Born in 1981 in the east of The Netherlands she grew up in an artistic family. Nevertheless, her true artistic passion in photography started in her late twenties. After graduating from International Fashion Design and later on from Applied Photography Design with a specialisation in Fine-art portraits she dedicated her life to conceptual photography. In her early thirties she gradually moved to fine-art photography in combination with story telling photography.
Her new editorial photo series “Sahara Giants” pays homage to the Kiffians who inhabited the Sahara Desert between 8000 - 6000 BC.
About 10 thousand years ago came here tribes of strong people, hunters and fishers, which scientists attributed to the Kiffi culture. Just two millennia earlier, the last ice age ended, the Earth entered the Holocene, and the Sahara, which remained a dry desert for many thousands of years, was filled with water and life. There was a small lake in Gobero (current NIger), which, according to archaeologists, attracted people. At the bottom of the lake there were many shells of bivalve mollusks, which people of the Stone Age ate, and in its waters up to 8 meters deep there were turtles and fish, including relatives of the giant Nile perch, whose length reached 1.5–2 meters.

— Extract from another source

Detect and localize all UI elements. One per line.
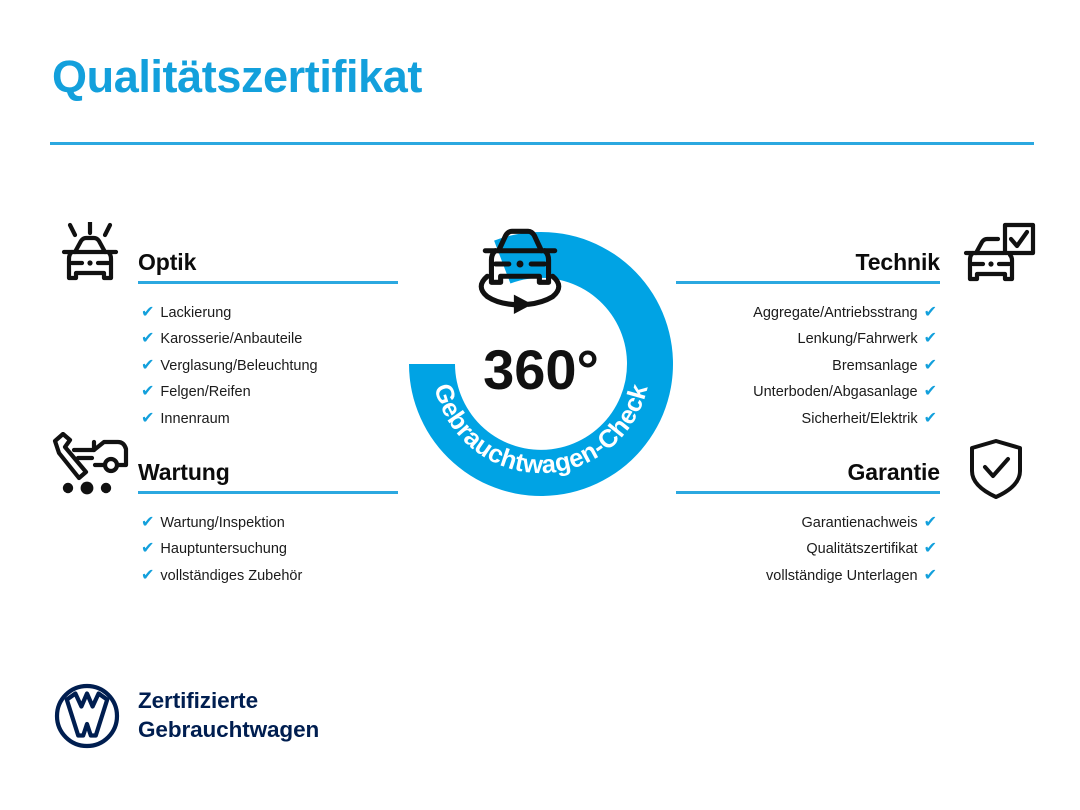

In order to maintain powerful, the Kiffians had to get protein-rich food, and this, in the conditions of the Stone Age, always had to mean a very intense rhythm of life with constant hunting and fishing. Apparently, these people lived like this for one and a half thousand years, but about 8 thousand years ago they suddenly disappeared. According at that moment another drought came to Africa, turning the Sahara back into the desert for a thousand years.
Alice’s works have been exhibited in different galleries around the world and we can’t wait to see more from her.